Should a data lake be built in the cloud or on-premises?

We recommend organizations build new data lakes in the cloud. Cloud data lake storage can easily be leveraged by many cloud services for things like processing, analytics and reporting. From a scalability point of view, you can start with a few small files and grow your data lake to exabytes in size, without the worries associated when expanding storage and data maintenance internally. Cloud storage providers also allow for multiple storage classes and pricing options, which helps organizations only pay for exactly as much as they need, instead of planning for an assumed cost and capacity as is needed when building a data lake locally. Cloud data lake storage is also proven to be highly durable and available – for example, eleven 9’s of durability for Amazon S3. Finally, all companies have a responsibility to protect their data, and with data lakes designed to store all types of data, including sensitive information like financial records or customer details, security becomes even more important. Cloud providers guarantee security of data as defined by the shared responsibility model.

What about organizations that maintain some combination of cloud and on-premises data lake solutions? How can they make sure everything is synced up?

Most of the time some data lives on premises because that's where it's generated, while other data is generated and lives in the cloud. IoT [internet of things] data, for example, is generated in many different places and then aggregated in the cloud, but the company may have some business data that is stored somewhere in an on-premises source. In both cases, the data is not being copied from one location to another, so there is no need to keep it synced. Data consumers are accessing the data wherever it lay.

What if the organization already has an on-premises data lake and is considering moving it to the cloud? What advice do you have for a migration?

Migrating an on-premises data lake to the cloud can be challenging, since data consumers are connecting into all of the existing data sources, and any changes to those sources as a result of migrations break those connections and require data engineers to rebuild them. So, they need a way to abstract the underlying migration to the cloud from the usage by data analysts, business intelligence users and data scientists.

If you choose to standardize on cloud data lake storage, do you have to stick with one cloud provider?

Not necessarily. The multicloud model means you are using more than one set of cloud data lake storage, but that storage is used by a separate and distinct set of applications or workloads. In this way, an organization can spread its workloads around multiple cloud providers. This is true whether some of the data lake storage is on-premises (private cloud) or only in public clouds. Then there is the hybrid cloud model, where you are using more than one set of data lake storage in support of a single workload. In the hybrid cloud, the workload joins data from multiple data lake storage services. In this scenario, there could be multiple workloads, each joining data from more than one set of data lake storage. Once again, this is true whether some of the data lake storage is on-premises (private cloud) or only in public clouds.
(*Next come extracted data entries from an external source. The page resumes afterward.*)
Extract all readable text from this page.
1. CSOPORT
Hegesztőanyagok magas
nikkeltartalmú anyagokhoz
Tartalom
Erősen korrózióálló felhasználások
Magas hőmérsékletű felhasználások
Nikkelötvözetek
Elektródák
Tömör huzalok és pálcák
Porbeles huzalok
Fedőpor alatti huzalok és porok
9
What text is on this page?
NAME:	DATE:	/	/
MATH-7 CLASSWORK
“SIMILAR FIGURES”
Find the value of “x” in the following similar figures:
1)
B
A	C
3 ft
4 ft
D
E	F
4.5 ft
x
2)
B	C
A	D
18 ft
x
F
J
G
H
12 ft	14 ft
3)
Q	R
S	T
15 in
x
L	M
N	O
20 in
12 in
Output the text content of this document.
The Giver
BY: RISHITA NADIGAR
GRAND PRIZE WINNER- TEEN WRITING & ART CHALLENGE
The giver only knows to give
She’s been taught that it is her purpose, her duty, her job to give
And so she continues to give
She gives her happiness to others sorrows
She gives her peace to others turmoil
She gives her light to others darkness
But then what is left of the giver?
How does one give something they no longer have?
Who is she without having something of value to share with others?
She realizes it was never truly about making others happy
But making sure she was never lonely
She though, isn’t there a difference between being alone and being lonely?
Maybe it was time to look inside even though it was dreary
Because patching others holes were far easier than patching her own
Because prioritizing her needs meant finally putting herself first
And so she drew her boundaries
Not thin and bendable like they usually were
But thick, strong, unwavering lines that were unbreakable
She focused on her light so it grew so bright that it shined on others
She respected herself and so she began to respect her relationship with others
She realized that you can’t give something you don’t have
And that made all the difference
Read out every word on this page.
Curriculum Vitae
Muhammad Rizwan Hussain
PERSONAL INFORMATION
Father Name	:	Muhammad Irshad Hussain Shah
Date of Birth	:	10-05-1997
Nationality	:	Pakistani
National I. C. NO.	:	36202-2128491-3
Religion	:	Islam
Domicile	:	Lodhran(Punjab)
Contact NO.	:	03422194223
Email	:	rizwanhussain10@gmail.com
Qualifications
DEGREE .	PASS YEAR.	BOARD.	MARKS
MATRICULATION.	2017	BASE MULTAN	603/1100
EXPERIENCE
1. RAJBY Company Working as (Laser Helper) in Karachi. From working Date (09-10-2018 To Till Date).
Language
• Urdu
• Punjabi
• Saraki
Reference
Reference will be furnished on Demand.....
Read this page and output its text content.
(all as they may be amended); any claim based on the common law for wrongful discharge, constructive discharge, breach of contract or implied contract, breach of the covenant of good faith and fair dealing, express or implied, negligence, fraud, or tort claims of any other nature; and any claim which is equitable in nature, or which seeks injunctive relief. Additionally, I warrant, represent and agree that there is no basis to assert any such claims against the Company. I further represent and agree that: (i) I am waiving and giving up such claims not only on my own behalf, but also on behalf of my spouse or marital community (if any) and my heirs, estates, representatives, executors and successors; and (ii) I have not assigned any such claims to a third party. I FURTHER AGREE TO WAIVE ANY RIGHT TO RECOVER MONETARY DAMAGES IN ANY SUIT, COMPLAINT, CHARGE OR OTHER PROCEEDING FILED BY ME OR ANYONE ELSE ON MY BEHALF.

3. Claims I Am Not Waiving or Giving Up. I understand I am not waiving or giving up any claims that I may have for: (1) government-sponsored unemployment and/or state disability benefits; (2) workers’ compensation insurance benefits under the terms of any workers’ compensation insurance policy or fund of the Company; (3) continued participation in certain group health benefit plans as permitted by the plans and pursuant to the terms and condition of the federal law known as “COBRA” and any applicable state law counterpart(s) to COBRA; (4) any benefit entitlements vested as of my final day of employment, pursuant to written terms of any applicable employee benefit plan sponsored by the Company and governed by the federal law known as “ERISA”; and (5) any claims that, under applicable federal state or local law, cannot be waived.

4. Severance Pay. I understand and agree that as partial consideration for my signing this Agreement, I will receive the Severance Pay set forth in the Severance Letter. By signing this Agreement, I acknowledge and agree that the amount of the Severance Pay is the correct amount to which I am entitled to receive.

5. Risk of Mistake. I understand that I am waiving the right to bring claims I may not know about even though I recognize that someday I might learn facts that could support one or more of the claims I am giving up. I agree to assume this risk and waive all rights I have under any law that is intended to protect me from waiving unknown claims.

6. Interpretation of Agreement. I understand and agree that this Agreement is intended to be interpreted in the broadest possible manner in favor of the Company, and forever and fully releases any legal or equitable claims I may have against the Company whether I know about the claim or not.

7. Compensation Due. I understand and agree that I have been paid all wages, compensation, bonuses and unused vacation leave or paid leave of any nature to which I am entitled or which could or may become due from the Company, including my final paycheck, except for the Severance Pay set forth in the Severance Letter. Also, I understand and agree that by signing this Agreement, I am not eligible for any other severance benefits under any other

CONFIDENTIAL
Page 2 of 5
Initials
How can businesses get the most value from a cloud-based data lake?

To take full advantage of data processing and analytics on your data, you need technologies that were built for the type of platform you are using. That's because the latency and performance aren't the same as what you would get with local NVMe on a single server. Because you're going over a network to another service, it can slow down the workflow if you aren't using a technology designed specifically for data lake storage.